While I’ve been otherwise involved
I got a notification from the Chief Dickwad in my town.
Seems they don’t like where I park my van.
I have a turnaround in my yard, and right next to it, an evergreen tree. Under the evergreen, there’s a spot of no grass. No grass can grow there, of course, because of the thirty years of pine needles accumulated there.
So sometimes, I park the van there. It gives me free use of my whole turnaround, and the van is shaded.
The summons says “NO GRASS PARKING”.
Actually, it is impossible to see how the van is parked, from the street. So they had to tresspass to see.
What this comes down to, is some neighbor is being a cocktard. And this cumguzzling bureaucrat is anxious to harsh my mellow.
So I moved the van. I had this happen once before, I got a citation because I parked my truck in the yard while sealcoating my driveway.
I’ll be waiting for this bitch in hell. I may not be able to do anything to her…. yet. But my day will come.
Oh, by the way, the van has been in that spot for two years.
12 comments Og | Uncategorized

Pave your entire lawn. And paint it safety orange. With white crime scene body outlines.
Give me her name, please.
Walk on over to her yard with a bucket of fertilizer. Use the fertilizer to write messages such as “I’M A NOSY BITCH!” or “I SUCK BUMS OFF FOR BEER MONEY!” in her yard.
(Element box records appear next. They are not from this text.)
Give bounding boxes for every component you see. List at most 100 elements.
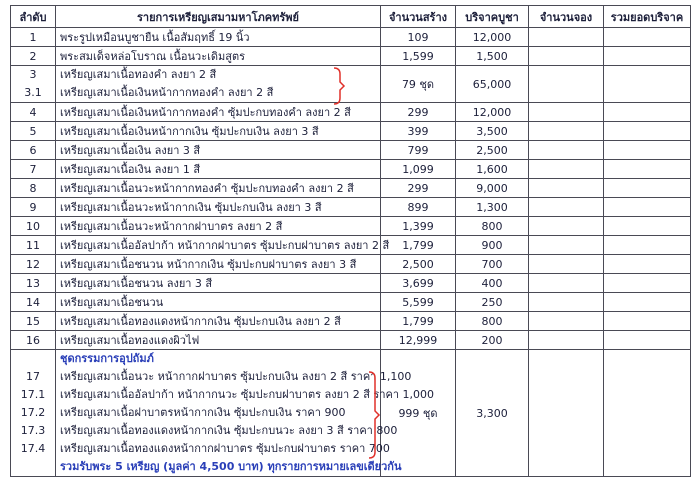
name-cell: พระรูปเหมือนบูชายืน เนื้อสัมฤทธิ์ 19 นิ้…: [55, 27, 381, 47]
table-row: 9 เหรียญเสมาเนื้อนวะหน้ากากเงิน ซุ้มปะกบเ…: [10, 197, 691, 217]
reserve-cell: [528, 159, 604, 179]
price-cell: 3,500: [455, 121, 529, 141]
item-name: เหรียญเสมาเนื้อทองคำ ลงยา 2 สี: [60, 68, 217, 81]
price-cell: 12,000: [455, 27, 529, 47]
total-cell: [603, 121, 691, 141]
column-header: จำนวนจอง: [528, 5, 604, 28]
quantity-cell: 399: [380, 121, 456, 141]
quantity-cell: 299: [380, 178, 456, 198]
total-cell: [603, 349, 691, 477]
no-cell: 11: [10, 235, 56, 255]
total-cell: [603, 235, 691, 255]
column-header: บริจาคบูชา: [455, 5, 529, 28]
spacer: [15, 351, 51, 369]
no-cell: 1: [10, 27, 56, 47]
item-no: 17.4: [20, 442, 46, 455]
total-cell: [603, 311, 691, 331]
price-cell: 1,500: [455, 46, 529, 66]
name-cell: ชุดกรรมการอุปถัมภ์ เหรียญเสมาเนื้อนวะ หน้…: [55, 349, 435, 477]
red-brace: [333, 67, 346, 105]
price-cell: 800: [455, 311, 529, 331]
table-row: 3 3.1 เหรียญเสมาเนื้อทองคำ ลงยา 2 สี เหรียญ…: [10, 65, 691, 105]
price-cell: 65,000: [455, 65, 529, 103]
no-cell: 2: [10, 46, 56, 66]
price-cell: 800: [455, 216, 529, 236]
quantity-cell: 109: [380, 27, 456, 47]
table-row: 14 เหรียญเสมาเนื้อชนวน 5,599 250: [10, 292, 691, 312]
name-cell: เหรียญเสมาเนื้อชนวน: [55, 292, 381, 312]
price-cell: 1,600: [455, 159, 529, 179]
quantity-cell: 999 ชุด: [380, 349, 456, 477]
total-cell: [603, 140, 691, 160]
table-row: 2 พระสมเด็จหล่อโบราณ เนื้อนวะเดิมสูตร 1,59…: [10, 46, 691, 66]
item-name: เหรียญเสมาเนื้อนวะ หน้ากากฝาบาตร ซุ้มปะก…: [60, 370, 412, 383]
table-row: 16 เหรียญเสมาเนื้อทองแดงผิวไฟ 12,999 200: [10, 330, 691, 350]
price-cell: 12,000: [455, 102, 529, 122]
table-row: 17 17.1 17.2 17.3 17.4 ชุดกรรมการอุปถัมภ์ เหรี…: [10, 349, 691, 477]
name-cell: เหรียญเสมาเนื้อเงินหน้ากากทองคำ ซุ้มปะกบ…: [55, 102, 381, 122]
item-no: 17.3: [20, 424, 46, 437]
item-name: เหรียญเสมาเนื้อทองแดงหน้ากากเงิน ซุ้มปะก…: [60, 424, 398, 437]
price-cell: 9,000: [455, 178, 529, 198]
group-note: รวมรับพระ 5 เหรียญ (มูลค่า 4,500 บาท) ทุ…: [60, 460, 402, 473]
reserve-cell: [528, 65, 604, 103]
name-cell: เหรียญเสมาเนื้อเงินหน้ากากเงิน ซุ้มปะกบเ…: [55, 121, 381, 141]
price-table: ลำดับ รายการเหรียญเสมามหาโภคทรัพย์ จำนวนสร…: [10, 5, 691, 477]
price-cell: 2,500: [455, 140, 529, 160]
total-cell: [603, 102, 691, 122]
reserve-cell: [528, 292, 604, 312]
column-header: รวมยอดบริจาค: [603, 5, 691, 28]
reserve-cell: [528, 121, 604, 141]
item-no: 3.1: [24, 86, 42, 99]
column-header: ลำดับ: [10, 5, 56, 28]
table-row: 8 เหรียญเสมาเนื้อนวะหน้ากากทองคำ ซุ้มปะกบ…: [10, 178, 691, 198]
header-row: ลำดับ รายการเหรียญเสมามหาโภคทรัพย์ จำนวนสร…: [10, 5, 691, 28]
reserve-cell: [528, 235, 604, 255]
quantity-cell: 5,599: [380, 292, 456, 312]
reserve-cell: [528, 102, 604, 122]
no-cell: 17 17.1 17.2 17.3 17.4: [10, 349, 56, 477]
name-cell: เหรียญเสมาเนื้อนวะหน้ากากทองคำ ซุ้มปะกบท…: [55, 178, 381, 198]
total-cell: [603, 197, 691, 217]
price-cell: 200: [455, 330, 529, 350]
no-cell: 5: [10, 121, 56, 141]
table-row: 4 เหรียญเสมาเนื้อเงินหน้ากากทองคำ ซุ้มปะก…: [10, 102, 691, 122]
table-wrap: ลำดับ รายการเหรียญเสมามหาโภคทรัพย์ จำนวนสร…: [10, 5, 691, 477]
no-cell: 9: [10, 197, 56, 217]
quantity-cell: 1,799: [380, 311, 456, 331]
quantity-cell: 1,399: [380, 216, 456, 236]
no-cell: 15: [10, 311, 56, 331]
total-cell: [603, 159, 691, 179]
name-cell: เหรียญเสมาเนื้อนวะหน้ากากฝาบาตร ลงยา 2 ส…: [55, 216, 381, 236]
table-row: 1 พระรูปเหมือนบูชายืน เนื้อสัมฤทธิ์ 19 นิ…: [10, 27, 691, 47]
reserve-cell: [528, 27, 604, 47]
table-row: 12 เหรียญเสมาเนื้อชนวน หน้ากากเงิน ซุ้มปะ…: [10, 254, 691, 274]
quantity-cell: 79 ชุด: [380, 65, 456, 103]
reserve-cell: [528, 197, 604, 217]
reserve-cell: [528, 254, 604, 274]
item-no: 17: [26, 370, 40, 383]
name-cell: เหรียญเสมาเนื้อทองแดงผิวไฟ: [55, 330, 381, 350]
item-name: เหรียญเสมาเนื้ออัลปาก้า หน้ากากนวะ ซุ้มป…: [60, 388, 435, 401]
reserve-cell: [528, 140, 604, 160]
quantity-cell: 299: [380, 102, 456, 122]
total-cell: [603, 273, 691, 293]
item-name: เหรียญเสมาเนื้อเงินหน้ากากทองคำ ลงยา 2 ส…: [60, 86, 274, 99]
table-row: 15 เหรียญเสมาเนื้อทองแดงหน้ากากเงิน ซุ้มป…: [10, 311, 691, 331]
item-no: 17.1: [20, 388, 46, 401]
price-cell: 3,300: [455, 349, 529, 477]
no-cell: 7: [10, 159, 56, 179]
name-cell: เหรียญเสมาเนื้อชนวน หน้ากากเงิน ซุ้มปะกบ…: [55, 254, 381, 274]
name-cell: เหรียญเสมาเนื้ออัลปาก้า หน้ากากฝาบาตร ซุ…: [55, 235, 389, 255]
item-no: 17.2: [20, 406, 46, 419]
total-cell: [603, 27, 691, 47]
quantity-cell: 1,799: [380, 235, 456, 255]
name-cell: เหรียญเสมาเนื้อเงิน ลงยา 1 สี: [55, 159, 381, 179]
reserve-cell: [528, 273, 604, 293]
reserve-cell: [528, 46, 604, 66]
table-row: 10 เหรียญเสมาเนื้อนวะหน้ากากฝาบาตร ลงยา 2…: [10, 216, 691, 236]
table-row: 5 เหรียญเสมาเนื้อเงินหน้ากากเงิน ซุ้มปะกบ…: [10, 121, 691, 141]
name-cell: เหรียญเสมาเนื้อนวะหน้ากากเงิน ซุ้มปะกบเง…: [55, 197, 381, 217]
price-cell: 700: [455, 254, 529, 274]
table-body: 1 พระรูปเหมือนบูชายืน เนื้อสัมฤทธิ์ 19 นิ…: [10, 27, 691, 477]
Wait a week or two for the fertilizer to work, and watch your message come alive in brilliant green against the paler green of the rest of her lawn!
Dave, been there done that. Right after a rain, one person’s yard in the old neighborhood still proudly proclaims “C**T”
I don’t know the name of the neighbor. I only know the name of the idiot official who sent the citation.
Sounds like you just need to expand the turnaround to both sides of the driveway. Go pull a permit and see who complains, that’s the nosy bitch that ratted you out.
Geez, I hate busybody neighbors…
All good things come to those who wait. I expect this will be true for you as well. And when it happens “good hunting” (not that I am suggesting anything…just sayin’). Perhaps she just needs a good colonic.
Ahhh the good ol’ days of dirty tricks passed off as karma. My favorite is a navy issued dye marker in swimming pools.
Wreaks all kinds of nastiness…
What kind of totalitarian compound have you gotten yourself locked up in? That’s horeshit. Park wherever you want and tell ’em you’ll see ’em in court.
Make a few minor donations in bureucrap’s name to various organizations currently not in favor at city hall. Aryan Nation, NAMBLA, that sort of group. If you have traffic cameras locally get any fifteen year old to photoshop Bureaucrat’s license plate onto some photo grade paper, tape it to your plate and run half a dozen red lights.
If you find out the name of the bint harshing your mellow, buy her a subscription to a magazine sure to be at the bottom of her subscription list. Something which will get the attention of the feds would be a nice gift. Same with underworked bureaucrap, best delivered to his office.
I, too was once harassed by a low level city functionary. He is now even lower level.
Gerry N.
You guys are evil… I love it!
Never heard of a “no grass parking” ordinance. That’s some petty stuff. Strictly a money-making ordinance, for sure.
In certain areas, it makes sense. If you’re living in one of the places that seems to catch fire and burn down half a state every year, not having a red hot catalytic converter over a tinder dry pile of dead leaves/brush makes sense.
Where Og lives? Bullshit, pure and simple.